Selon les informations rapportées par l’agence Anadolu, Keir Starmer a officiellement exprimé son souhait de voir Peter Mandelson, ancien ministre et actuel membre de la Chambre des Lords, quitter ses fonctions parlementaires. Cette prise de position intervient à la suite de la publication, vendredi dernier aux États-Unis, de courriels révélant que Lord Mandelson avait communiqué des informations internes du gouvernement à Jeffrey Epstein en 2009, époque où il occupait le poste de secrétaire d’État au Commerce.

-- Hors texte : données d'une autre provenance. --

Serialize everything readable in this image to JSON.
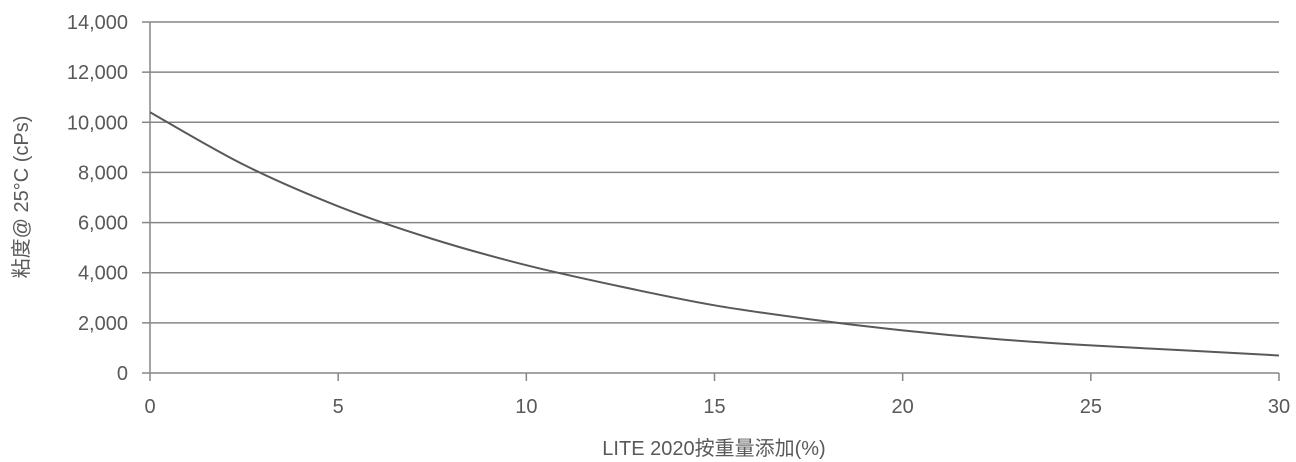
{
  "chart_data": {
    "type": "line",
    "title": "",
    "xlabel": "LITE 2020按重量添加(%)",
    "ylabel": "粘度@ 25°C (cPs)",
    "xlim": [
      0,
      30
    ],
    "ylim": [
      0,
      14000
    ],
    "x_ticks": [
      0,
      5,
      10,
      15,
      20,
      25,
      30
    ],
    "y_ticks": [
      0,
      2000,
      4000,
      6000,
      8000,
      10000,
      12000,
      14000
    ],
    "x_tick_labels": [
      "0",
      "5",
      "10",
      "15",
      "20",
      "25",
      "30"
    ],
    "y_tick_labels": [
      "0",
      "2,000",
      "4,000",
      "6,000",
      "8,000",
      "10,000",
      "12,000",
      "14,000"
    ],
    "grid": "horizontal",
    "legend": "none",
    "series": [
      {
        "x": [
          0,
          2.5,
          5,
          7.5,
          10,
          12.5,
          15,
          17.5,
          20,
          22.5,
          25,
          27.5,
          30
        ],
        "values": [
          10400,
          8300,
          6650,
          5350,
          4300,
          3450,
          2700,
          2150,
          1700,
          1350,
          1100,
          900,
          700
        ],
        "color": "#595959"
      }
    ]
  }
}
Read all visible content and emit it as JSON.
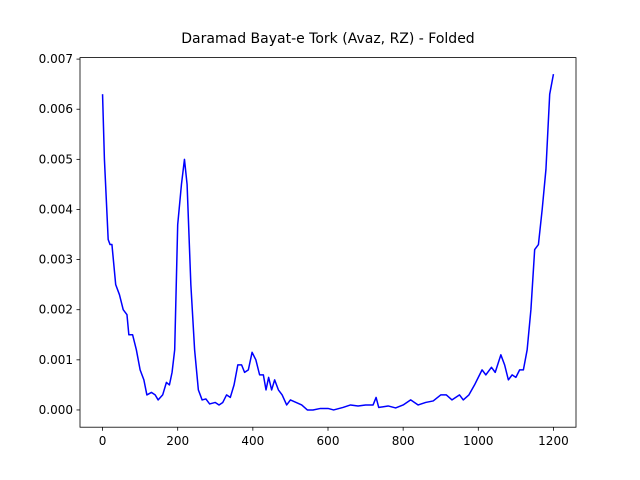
{
  "chart_data": {
    "type": "line",
    "title": "Daramad Bayat-e Tork (Avaz, RZ) - Folded",
    "x": [
      0,
      5,
      15,
      20,
      25,
      35,
      45,
      55,
      65,
      70,
      80,
      90,
      100,
      110,
      118,
      130,
      140,
      148,
      160,
      170,
      178,
      185,
      192,
      200,
      210,
      218,
      225,
      235,
      245,
      255,
      265,
      275,
      285,
      300,
      310,
      320,
      330,
      340,
      350,
      360,
      370,
      378,
      388,
      398,
      408,
      418,
      428,
      435,
      442,
      450,
      458,
      468,
      478,
      490,
      500,
      515,
      530,
      545,
      560,
      580,
      600,
      615,
      640,
      660,
      680,
      700,
      720,
      728,
      735,
      760,
      780,
      800,
      820,
      840,
      860,
      880,
      900,
      915,
      930,
      950,
      960,
      975,
      990,
      1010,
      1020,
      1035,
      1045,
      1060,
      1070,
      1080,
      1090,
      1100,
      1110,
      1120,
      1130,
      1140,
      1150,
      1160,
      1170,
      1180,
      1190,
      1200
    ],
    "series": [
      {
        "color": "#0000ff",
        "values": [
          0.0063,
          0.005,
          0.0034,
          0.0033,
          0.0033,
          0.0025,
          0.0023,
          0.002,
          0.0019,
          0.0015,
          0.0015,
          0.0012,
          0.0008,
          0.0006,
          0.0003,
          0.00035,
          0.0003,
          0.0002,
          0.0003,
          0.00055,
          0.0005,
          0.00075,
          0.0012,
          0.0037,
          0.0045,
          0.005,
          0.0045,
          0.0025,
          0.0012,
          0.0004,
          0.0002,
          0.00022,
          0.00012,
          0.00015,
          0.0001,
          0.00015,
          0.0003,
          0.00025,
          0.0005,
          0.0009,
          0.0009,
          0.00075,
          0.0008,
          0.00115,
          0.001,
          0.0007,
          0.0007,
          0.0004,
          0.00065,
          0.0004,
          0.0006,
          0.0004,
          0.0003,
          0.0001,
          0.0002,
          0.00015,
          0.0001,
          0,
          0,
          3e-05,
          3e-05,
          0,
          5e-05,
          0.0001,
          8e-05,
          0.0001,
          0.0001,
          0.00025,
          5e-05,
          8e-05,
          4e-05,
          0.0001,
          0.0002,
          0.0001,
          0.00015,
          0.00018,
          0.0003,
          0.0003,
          0.0002,
          0.0003,
          0.0002,
          0.0003,
          0.0005,
          0.0008,
          0.0007,
          0.00085,
          0.00075,
          0.0011,
          0.0009,
          0.0006,
          0.0007,
          0.00065,
          0.0008,
          0.0008,
          0.0012,
          0.002,
          0.0032,
          0.0033,
          0.004,
          0.0048,
          0.0063,
          0.0067
        ]
      }
    ],
    "xlim": [
      -60,
      1260
    ],
    "xticks": [
      0,
      200,
      400,
      600,
      800,
      1000,
      1200
    ],
    "ylim": [
      -0.000344,
      0.00703
    ],
    "yticks": [
      {
        "value": 0,
        "label": "0.000"
      },
      {
        "value": 0.001,
        "label": "0.001"
      },
      {
        "value": 0.002,
        "label": "0.002"
      },
      {
        "value": 0.003,
        "label": "0.003"
      },
      {
        "value": 0.004,
        "label": "0.004"
      },
      {
        "value": 0.005,
        "label": "0.005"
      },
      {
        "value": 0.006,
        "label": "0.006"
      },
      {
        "value": 0.007,
        "label": "0.007"
      }
    ],
    "grid": false
  }
}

Un porte-parole du gouvernement a confirmé la position du Premier ministre, précisant que ce dernier estime que l’ancien ambassadeur « ne devrait pas être membre de la Chambre des Lords ». Si l’exécutif reconnaît que l’exclusion par voie législative demeure une procédure complexe, la rupture politique est consommée. Keir Starmer a par ailleurs ordonné au secrétaire du Cabinet de procéder à un réexamen urgent de l’ensemble des éléments disponibles concernant les interactions passées entre l’homme politique et le défunt délinquant sexuel.
Face à la pression croissante et à la divulgation de ces nouveaux documents, Peter Mandelson a annoncé dimanche sa démission du Parti travailliste. Dans une correspondance adressée à la secrétaire générale du parti, Hollie Ridley, l’intéressé a justifié sa décision par la volonté de ne pas « causer davantage d’embarras » à sa formation politique pendant qu’il effectue ses propres vérifications. Il conteste toutefois fermement les accusations concernant des versements financiers, qualifiant de « fausses » les allégations selon lesquelles il aurait perçu de l’argent d’Epstein il y a vingt ans.
Ce n’est pas la première fois que les liens entre Lord Mandelson et Jeffrey Epstein entravent la carrière du diplomate. En septembre dernier, Keir Starmer avait déjà écarté sa candidature au poste d’ambassadeur du Royaume-Uni aux États-Unis. Cette décision faisait suite à l’apparition de documents suggérant l’existence de trois paiements distincts totalisant 75 000 dollars, effectués entre 2003 et 2004 vers des comptes liés à l’ancien ministre.